Since the site’s launch on Feb 17, 2010, there has been a heated debate over the ethics of FortheHack. Identity Theft expert Robert Siciliano appeared just last week on CBS calling out the flaws in Social Media and in PleaseRobMe.com. The website Mashable applauded FortheHack’s efforts stating “These guys have a legitimate point. Stories about status updates leading to burglaries are becoming commonplace…” while The Daily Telegraph reports “Privacy campaigners have expressed outrage at the website, which publishes a regular updated stream of ‘opportunities’ by detailing the names of Twitter users, when they left home and where they were currently located. Simon Davies, director of the Privacy International campaign group, said the website’s creators had ‘failed in their duty of care’.”
It is clear that Please Rob Me succeeds in one respect: scaring the pants off Twitter users. Instead of foursquare’s inviting “Check In! Find Your Friends! Unlock Your City!” you are greeted with “Listing All Those Empty Homes Out There! 12 New Opportunities!” Perhaps the only thing more mind-boggling than the website itself is the one pervading fact that Privacy advocates are glossing over: Please Rob Me is not combing Twitter for this data, but simply syndicating (via foursquare) tweets that are being volunteered by its players. This data is not being stolen, but freely given and made public.
That is truly scary.
So before you attempt to unlock that way-cool “Burrito Bandito” badge on a return trip to Chipotle, IDGuardian offers you (without even asking for your whereabouts) a few Twitter tips:
1. For your Twitter profile, avoid using GPS coordinates. When Twitter asks for your location, the closest city or major metro area (e.g., Washington, D.C., Chicago, IL) should work just fine.
2. Disable GPS options in third-party Twitter applications. These are the usual culprits responsible for going into your profile and giving your exact location, be it from your home or wherever you happen to be tweeting. Check the Preferences and Settings tabs of your Twitter applications, both online and on your smartphones.
3. Ask yourself why you want to give away your exact location on an open stream. This works both ways. While we have been talking about foursquare letting people know where you are not, keep in mind that foursquare (and other services like it) is also letting your network know where you are. A real boon for stalkers. Anybody can get on Twitter, and anybody can find you if you are willingly sharing such data on open networks.

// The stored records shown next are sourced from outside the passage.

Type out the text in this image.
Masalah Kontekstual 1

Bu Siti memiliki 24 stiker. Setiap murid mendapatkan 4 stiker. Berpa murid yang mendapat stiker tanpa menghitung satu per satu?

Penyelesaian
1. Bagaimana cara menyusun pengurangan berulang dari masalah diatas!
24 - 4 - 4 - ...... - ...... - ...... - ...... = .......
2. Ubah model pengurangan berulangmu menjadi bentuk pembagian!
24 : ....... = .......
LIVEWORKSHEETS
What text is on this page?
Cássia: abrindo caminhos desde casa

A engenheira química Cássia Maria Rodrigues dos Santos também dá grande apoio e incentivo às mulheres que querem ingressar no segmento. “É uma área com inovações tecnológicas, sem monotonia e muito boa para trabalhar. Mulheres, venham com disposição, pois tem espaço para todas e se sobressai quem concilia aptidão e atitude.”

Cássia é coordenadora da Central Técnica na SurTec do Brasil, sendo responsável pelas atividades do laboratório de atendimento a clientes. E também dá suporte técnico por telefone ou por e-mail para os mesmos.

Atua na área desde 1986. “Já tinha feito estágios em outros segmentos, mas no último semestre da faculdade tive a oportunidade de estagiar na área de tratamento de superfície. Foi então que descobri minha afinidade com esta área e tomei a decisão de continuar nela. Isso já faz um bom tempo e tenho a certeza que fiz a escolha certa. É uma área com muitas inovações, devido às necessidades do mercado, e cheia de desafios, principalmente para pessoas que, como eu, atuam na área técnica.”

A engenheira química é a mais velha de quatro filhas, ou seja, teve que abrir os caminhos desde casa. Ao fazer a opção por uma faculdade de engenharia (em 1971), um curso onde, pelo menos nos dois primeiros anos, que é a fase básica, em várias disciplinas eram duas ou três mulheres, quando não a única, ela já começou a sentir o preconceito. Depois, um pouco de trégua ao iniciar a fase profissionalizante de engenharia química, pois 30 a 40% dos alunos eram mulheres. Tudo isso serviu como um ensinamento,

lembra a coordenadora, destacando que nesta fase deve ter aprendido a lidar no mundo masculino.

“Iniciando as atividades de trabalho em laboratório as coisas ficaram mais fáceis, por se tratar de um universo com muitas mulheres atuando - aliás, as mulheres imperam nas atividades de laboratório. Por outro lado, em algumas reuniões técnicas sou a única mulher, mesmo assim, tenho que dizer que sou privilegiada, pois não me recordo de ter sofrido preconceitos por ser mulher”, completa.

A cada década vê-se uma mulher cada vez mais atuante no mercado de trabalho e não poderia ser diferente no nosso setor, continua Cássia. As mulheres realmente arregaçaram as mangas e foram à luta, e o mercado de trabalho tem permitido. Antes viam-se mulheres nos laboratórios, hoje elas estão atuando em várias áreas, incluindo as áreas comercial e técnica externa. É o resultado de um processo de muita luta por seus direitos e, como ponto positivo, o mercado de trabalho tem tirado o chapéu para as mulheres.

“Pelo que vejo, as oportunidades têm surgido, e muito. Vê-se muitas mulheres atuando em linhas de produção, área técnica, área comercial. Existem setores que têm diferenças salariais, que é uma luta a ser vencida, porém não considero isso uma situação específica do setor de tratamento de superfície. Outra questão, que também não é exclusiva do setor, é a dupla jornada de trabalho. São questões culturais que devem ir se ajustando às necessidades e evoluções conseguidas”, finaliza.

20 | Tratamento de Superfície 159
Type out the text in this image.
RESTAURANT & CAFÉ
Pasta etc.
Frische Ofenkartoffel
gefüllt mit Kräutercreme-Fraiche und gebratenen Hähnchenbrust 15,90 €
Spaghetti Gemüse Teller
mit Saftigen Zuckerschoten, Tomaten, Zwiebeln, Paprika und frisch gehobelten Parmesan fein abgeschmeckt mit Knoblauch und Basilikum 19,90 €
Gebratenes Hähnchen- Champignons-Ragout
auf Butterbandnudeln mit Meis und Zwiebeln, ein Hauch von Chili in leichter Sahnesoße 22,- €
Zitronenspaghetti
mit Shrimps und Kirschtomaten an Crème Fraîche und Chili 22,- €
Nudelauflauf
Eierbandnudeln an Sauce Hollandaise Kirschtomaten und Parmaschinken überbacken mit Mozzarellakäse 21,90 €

4. Don’t be afraid to let people know where you are or what you are doing. Just be smart about it. You can still TwitPic your whereabouts and share with your network; but how much do you really want or need to share? It goes back to the analogy “If you don’t feel comfortable saying something in a crowded room of strangers, it is best not to tweet it.” The same can be applied to your location. Only tweet what you are comfortable with.